Part III. Statistical Comparison of Images (15 minutes)

Compute the average image for your series. For each camera, A and C, you have a sequence of images [CP1, ..., CP6] and [AP1, ..., AP6]. Using the Java code, generate corresponding matrix files, avgc.jpg and avga.jpg for [CP1, ..., CP6], and [AP1, ..., AP6], respectively, that is the pixel-wise average of those sets of images. Below is a copy of the header comment from the file.


 ** This application achieves the single operation of producing a 
 ** JPEG file whose pixel values are the color value average
 ** of the images appearing in the given directory.
 **  
 ** Usage: java JPGavg dirname avg.jpg

Email these two images to Professor Sweeney for sharing with the class. Examine how the average image compares with the original images.

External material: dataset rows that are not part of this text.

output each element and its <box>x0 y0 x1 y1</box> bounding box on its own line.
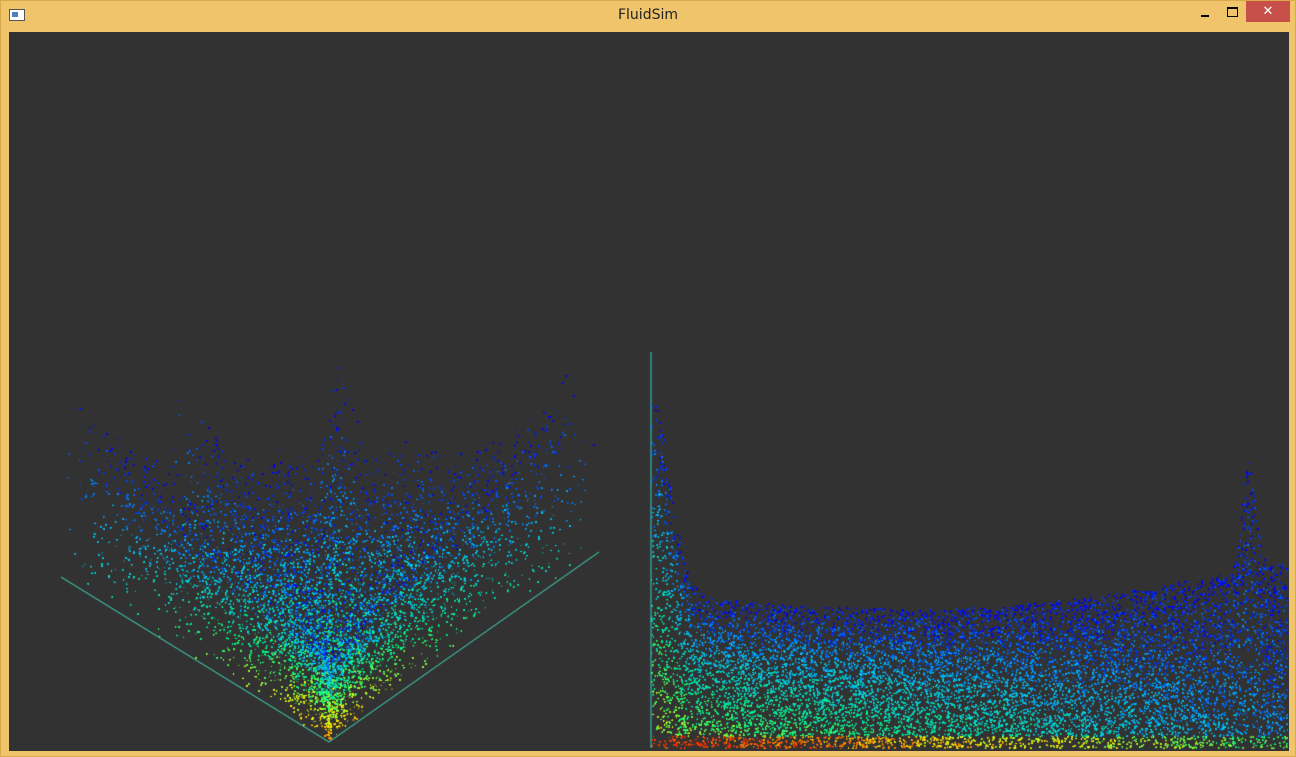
simulation-viewport[interactable] <box>9 32 1289 751</box>
maximize-button[interactable] <box>1219 1 1245 22</box>
particle-render-canvas[interactable] <box>9 32 1289 751</box>
close-icon: ✕ <box>1262 4 1274 19</box>
title-bar[interactable]: FluidSim ✕ <box>1 1 1295 31</box>
minimize-button[interactable] <box>1191 1 1219 22</box>
minimize-icon <box>1201 14 1209 17</box>
app-window: FluidSim ✕ <box>0 0 1296 757</box>
maximize-icon <box>1226 6 1238 17</box>
close-button[interactable]: ✕ <box>1246 1 1290 22</box>
window-title: FluidSim <box>617 7 678 23</box>
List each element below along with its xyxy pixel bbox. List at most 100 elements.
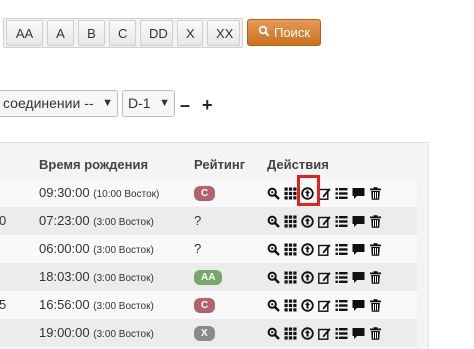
rating-cell: AA (194, 263, 223, 291)
birth-time-value: 18:03:00 (39, 269, 90, 284)
comment-icon[interactable] (352, 327, 365, 340)
rating-badge: C (194, 186, 216, 202)
filter-dd-button[interactable]: DD (140, 20, 173, 46)
comment-icon[interactable] (352, 215, 365, 228)
upload-circle-icon[interactable] (301, 214, 314, 228)
edit-icon[interactable] (318, 271, 331, 284)
row-actions (267, 179, 382, 207)
comment-icon[interactable] (352, 271, 365, 284)
search-label: Поиск (273, 25, 311, 40)
rating-cell: C (194, 291, 216, 319)
grid-icon[interactable] (284, 299, 297, 312)
upload-circle-icon[interactable] (301, 270, 314, 284)
zoom-icon[interactable] (267, 327, 280, 340)
trash-icon[interactable] (369, 242, 382, 256)
grid-icon[interactable] (284, 187, 297, 200)
row-cut-off-value: 0 (0, 213, 7, 228)
rating-cell: C (194, 179, 216, 207)
timezone-label: (3:00 Восток) (93, 329, 154, 340)
trash-icon[interactable] (369, 326, 382, 340)
birth-time-value: 06:00:00 (39, 241, 90, 256)
table-row: 5 16:56:00 (3:00 Восток) C (0, 291, 417, 319)
timezone-label: (3:00 Восток) (93, 217, 154, 228)
row-actions (267, 291, 382, 319)
list-icon[interactable] (335, 327, 348, 340)
filter-b-button[interactable]: B (78, 20, 105, 46)
grid-icon[interactable] (284, 327, 297, 340)
list-icon[interactable] (335, 215, 348, 228)
chevron-down-icon: ▼ (102, 97, 113, 109)
add-button[interactable]: + (202, 95, 213, 116)
timezone-label: (3:00 Восток) (93, 273, 154, 284)
zoom-icon[interactable] (267, 271, 280, 284)
birth-time-cell: 16:56:00 (3:00 Восток) (39, 291, 154, 319)
rating-badge: AA (194, 270, 223, 286)
trash-icon[interactable] (369, 186, 382, 200)
comment-icon[interactable] (352, 187, 365, 200)
birth-time-value: 09:30:00 (39, 185, 90, 200)
row-cut-off-value: 5 (0, 297, 7, 312)
trash-icon[interactable] (369, 270, 382, 284)
upload-circle-icon[interactable] (301, 326, 314, 340)
rating-badge: C (194, 298, 216, 314)
rating-filter-group: AA A B C DD X XX (3, 18, 243, 48)
rating-value: ? (194, 213, 202, 228)
birth-time-cell: 19:00:00 (3:00 Восток) (39, 319, 154, 347)
zoom-icon[interactable] (267, 187, 280, 200)
filter-xx-button[interactable]: XX (207, 20, 240, 46)
remove-button[interactable]: – (180, 95, 190, 116)
header-actions: Действия (267, 157, 329, 172)
grid-icon[interactable] (284, 215, 297, 228)
search-icon (258, 25, 270, 40)
grid-icon[interactable] (284, 271, 297, 284)
timezone-label: (10:00 Восток) (93, 189, 160, 200)
edit-icon[interactable] (318, 243, 331, 256)
grid-icon[interactable] (284, 243, 297, 256)
connection-select[interactable]: соединении -- ▼ (0, 90, 118, 117)
table-row: 19:00:00 (3:00 Восток) X (0, 319, 417, 347)
header-birth-time: Время рождения (39, 157, 149, 172)
search-button[interactable]: Поиск (247, 19, 321, 46)
filter-x-button[interactable]: X (177, 20, 203, 46)
table-row: 06:00:00 (3:00 Восток)? (0, 235, 417, 263)
filter-c-button[interactable]: C (109, 20, 136, 46)
timezone-label: (3:00 Восток) (93, 245, 154, 256)
comment-icon[interactable] (352, 243, 365, 256)
zoom-icon[interactable] (267, 243, 280, 256)
edit-icon[interactable] (318, 215, 331, 228)
list-icon[interactable] (335, 187, 348, 200)
birth-time-cell: 06:00:00 (3:00 Восток) (39, 235, 154, 263)
zoom-icon[interactable] (267, 299, 280, 312)
row-actions (267, 235, 382, 263)
filter-a-button[interactable]: A (47, 20, 74, 46)
row-actions (267, 319, 382, 347)
upload-circle-icon[interactable] (301, 298, 314, 312)
birth-time-cell: 09:30:00 (10:00 Восток) (39, 179, 159, 207)
row-actions (267, 263, 382, 291)
comment-icon[interactable] (352, 299, 365, 312)
table-row: 09:30:00 (10:00 Восток) C (0, 179, 417, 207)
list-icon[interactable] (335, 243, 348, 256)
header-rating: Рейтинг (194, 157, 246, 172)
birth-time-cell: 07:23:00 (3:00 Восток) (39, 207, 154, 235)
table-row: 0 07:23:00 (3:00 Восток)? (0, 207, 417, 235)
highlight-box (297, 175, 320, 206)
rating-cell: ? (194, 235, 201, 263)
edit-icon[interactable] (318, 327, 331, 340)
d-select[interactable]: D-1 ▼ (122, 90, 175, 117)
row-actions (267, 207, 382, 235)
chevron-down-icon: ▼ (159, 97, 170, 109)
rating-cell: X (194, 319, 215, 347)
list-icon[interactable] (335, 271, 348, 284)
rating-value: ? (194, 241, 202, 256)
list-icon[interactable] (335, 299, 348, 312)
edit-icon[interactable] (318, 299, 331, 312)
trash-icon[interactable] (369, 298, 382, 312)
birth-time-value: 07:23:00 (39, 213, 90, 228)
birth-time-value: 19:00:00 (39, 325, 90, 340)
birth-time-value: 16:56:00 (39, 297, 90, 312)
trash-icon[interactable] (369, 214, 382, 228)
filter-aa-button[interactable]: AA (6, 20, 43, 46)
zoom-icon[interactable] (267, 215, 280, 228)
upload-circle-icon[interactable] (301, 242, 314, 256)
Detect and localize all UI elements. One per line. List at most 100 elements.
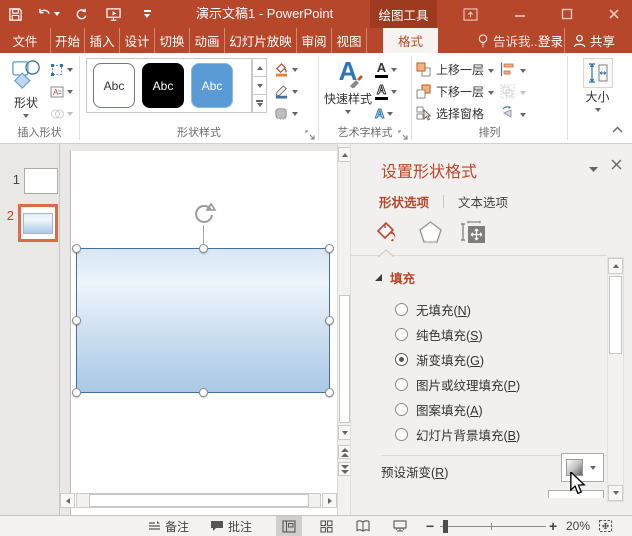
- shape-style-tile-2[interactable]: Abc: [142, 63, 184, 108]
- fill-option-solid-fill[interactable]: 纯色填充(S): [395, 325, 483, 343]
- tab-animations[interactable]: 动画: [190, 28, 225, 53]
- comments-button[interactable]: 批注: [210, 516, 252, 536]
- notes-button[interactable]: 备注: [148, 516, 189, 536]
- resize-handle-bottom-right[interactable]: [325, 388, 334, 397]
- zoom-level[interactable]: 20%: [566, 516, 590, 536]
- gallery-scroll-down-button[interactable]: [252, 77, 267, 95]
- slide-2-preview[interactable]: [18, 204, 58, 242]
- redo-button[interactable]: [66, 0, 96, 28]
- resize-handle-top-right[interactable]: [325, 244, 334, 253]
- text-box-button[interactable]: A: [48, 82, 75, 101]
- slideshow-view-button[interactable]: [387, 516, 413, 536]
- ribbon-display-options-button[interactable]: [455, 0, 485, 28]
- preset-gradient-dropdown[interactable]: [583, 465, 603, 470]
- tab-transitions[interactable]: 切换: [155, 28, 190, 53]
- tell-me-box[interactable]: 告诉我...: [477, 28, 541, 53]
- slide-canvas[interactable]: [60, 144, 351, 515]
- pane-tab-shape-options[interactable]: 形状选项: [379, 192, 429, 211]
- radio-no-fill[interactable]: [395, 302, 408, 316]
- selection-pane-button[interactable]: 选择窗格: [416, 104, 494, 123]
- effects-icon[interactable]: [416, 218, 444, 246]
- selected-rectangle-shape[interactable]: [76, 248, 330, 393]
- minimize-button[interactable]: [505, 0, 535, 28]
- undo-dropdown-caret[interactable]: [53, 12, 60, 16]
- rotation-handle[interactable]: [191, 201, 217, 227]
- fill-option-pattern-fill[interactable]: 图案填充(A): [395, 400, 483, 418]
- horizontal-scroll-thumb[interactable]: [89, 494, 309, 507]
- resize-handle-top-left[interactable]: [72, 244, 81, 253]
- shape-style-tile-3[interactable]: Abc: [191, 63, 233, 108]
- shapes-button[interactable]: 形状: [4, 56, 48, 126]
- normal-view-button[interactable]: [276, 516, 302, 536]
- radio-background-fill[interactable]: [395, 427, 408, 441]
- shape-effects-button[interactable]: [272, 104, 300, 123]
- pane-options-dropdown[interactable]: [589, 162, 598, 176]
- shape-style-tile-1[interactable]: Abc: [93, 63, 135, 108]
- maximize-button[interactable]: [552, 0, 582, 28]
- fill-option-picture-texture-fill[interactable]: 图片或纹理填充(P): [395, 375, 520, 393]
- tab-home[interactable]: 开始: [50, 28, 85, 53]
- tab-design[interactable]: 设计: [120, 28, 155, 53]
- scroll-left-button[interactable]: [60, 493, 75, 508]
- resize-handle-bottom-left[interactable]: [72, 388, 81, 397]
- resize-handle-top-center[interactable]: [199, 244, 208, 253]
- share-button[interactable]: 共享: [564, 28, 615, 53]
- rotate-button[interactable]: [500, 104, 527, 123]
- collapse-ribbon-button[interactable]: [611, 123, 624, 137]
- fit-to-window-button[interactable]: [598, 516, 613, 536]
- shape-styles-dialog-launcher[interactable]: [305, 130, 315, 140]
- zoom-slider-thumb[interactable]: [443, 520, 448, 533]
- zoom-slider-track[interactable]: [440, 526, 546, 527]
- slide-thumbnail-2-selected[interactable]: 2: [4, 204, 58, 242]
- pane-scrollbar[interactable]: [607, 257, 624, 502]
- quick-styles-button[interactable]: A 快速样式: [323, 56, 373, 126]
- radio-picture-fill[interactable]: [395, 377, 408, 391]
- wordart-dialog-launcher[interactable]: [398, 130, 408, 140]
- align-button[interactable]: [500, 60, 527, 79]
- tab-slideshow[interactable]: 幻灯片放映: [225, 28, 297, 53]
- size-button[interactable]: 大小: [575, 56, 621, 126]
- zoom-out-button[interactable]: −: [426, 516, 434, 536]
- pane-scroll-down-button[interactable]: [608, 485, 623, 501]
- fill-option-gradient-fill-selected[interactable]: 渐变填充(G): [395, 350, 484, 368]
- tab-format-active[interactable]: 格式: [383, 28, 438, 53]
- save-button[interactable]: [0, 0, 30, 28]
- tab-insert[interactable]: 插入: [85, 28, 120, 53]
- shape-fill-button[interactable]: [272, 60, 300, 79]
- send-backward-button[interactable]: 下移一层: [416, 82, 495, 101]
- radio-pattern-fill[interactable]: [395, 402, 408, 416]
- pane-scroll-thumb[interactable]: [609, 276, 622, 354]
- undo-button[interactable]: [30, 0, 66, 28]
- resize-handle-bottom-center[interactable]: [199, 388, 208, 397]
- slide-thumbnail-1[interactable]: 1: [10, 168, 58, 194]
- radio-gradient-fill[interactable]: [395, 352, 408, 366]
- shape-outline-button[interactable]: [272, 82, 300, 101]
- text-outline-button[interactable]: A: [373, 82, 399, 101]
- fill-section-header[interactable]: 填充: [375, 268, 415, 287]
- close-button[interactable]: [599, 0, 629, 28]
- bring-forward-button[interactable]: 上移一层: [416, 60, 495, 79]
- merge-shapes-button[interactable]: [48, 104, 75, 123]
- pane-close-button[interactable]: [611, 159, 622, 173]
- zoom-in-button[interactable]: +: [549, 516, 557, 536]
- tab-review[interactable]: 审阅: [297, 28, 332, 53]
- horizontal-scroll-track[interactable]: [76, 493, 321, 508]
- gallery-more-button[interactable]: [252, 95, 267, 113]
- text-effects-button[interactable]: A: [373, 104, 399, 123]
- size-properties-icon[interactable]: [459, 218, 487, 246]
- fill-line-icon[interactable]: [373, 218, 401, 246]
- scroll-right-button[interactable]: [322, 493, 337, 508]
- sign-in-button[interactable]: 登录: [538, 28, 563, 53]
- radio-solid-fill[interactable]: [395, 327, 408, 341]
- fill-option-no-fill[interactable]: 无填充(N): [395, 300, 471, 318]
- edit-shape-button[interactable]: [48, 60, 75, 79]
- start-slideshow-button[interactable]: [96, 0, 132, 28]
- pane-scroll-up-button[interactable]: [608, 258, 623, 274]
- vertical-scroll-thumb[interactable]: [339, 295, 350, 423]
- pane-tab-text-options[interactable]: 文本选项: [458, 192, 508, 211]
- slide-1-preview[interactable]: [24, 168, 58, 194]
- canvas-horizontal-scrollbar[interactable]: [60, 492, 337, 509]
- text-fill-button[interactable]: A: [373, 60, 399, 79]
- fill-option-slide-background-fill[interactable]: 幻灯片背景填充(B): [395, 425, 520, 443]
- resize-handle-middle-right[interactable]: [325, 316, 334, 325]
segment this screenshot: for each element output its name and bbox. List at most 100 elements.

Compute the pixel-wise standard deviation of your images. Using the Java code, generate corresponding matrix files, stdc.jpg and stda.jpg for [CP1, ..., CP6], and for [AP1, ..., AP6], respectively, that is the pixel-wise standard deviation of those sets of images. Below is a copy of the header comment from the file.


 ** This application achieves the single operation of producing a 
 ** an JPEG file whose pixel values are the standard deviation 
 ** of the color values found in the images appearing in the 
 ** given directory using the avg.jpg.
 **  
 ** Usage: java JPGstd avg.jpg dirname std.jpg

Email these two images to Professor Sweeney for sharing with the group. Examine how the image of standard deviations compares with the original images.

Report comparative statistics to determine the similarity of images.
Using the Java code, generate corresponding matrix files, stdc.jpg and stda.jpg for [CP1, ..., CP6], and for [AP1, ..., AP6], respectively, that is the pixel-wise standard deviation of those sets of images. Below is a copy of the header comment from the file.


 ** This application displays the number and percentage of pixels
 ** for each JPEG file in dirname that is 1, 2, or 3 standard
 ** deviations from avg using std.
 **  
 ** Usage: java JPGstats avg.jpg std.jpg dirname

Examine the results and notice how similar they appear.


Part IV. Statistical Comparison of Difference Images (15 minutes)

In Part I, you compared adjacent images. In part II, you compared a set of images together (using an average image). Now you will compare the differences of the images from the average image.

Make a new directory to hold your "difference" images. These are the original images less the average. The result shows the extent to which the original image differs from the group average.

Using the Java code, generate corresponding matrix files for [CP1, ..., CP6], and [AP1, ..., AP6], respectively, that report the pixel-wise difference of those images from the average image, computed above. Below is a copy of the header comment from the file.


 ** This application reads the JPEG files in the indir and 
 ** writes a corresponding JPEG file in the outdir that has its 
 ** pixel values reduced by those in a.jpg. The absolute value of 
 ** the difference in the color values for each pixel is stored 
 ** in the outdir image. Files not ending in .jpg are ignored. 
 **  
 ** Usage: java JPGdiffAll a.jpg indir outdir

Re-compute the average and standard deviation images based on the difference images. In the work above, you used the regular images. This time you will only use the difference images.

Re-run the comparative statistics based on the difference images. Write down these results. You can cut-and-paste them to a text file for review later. How do they compare with your earlier findings?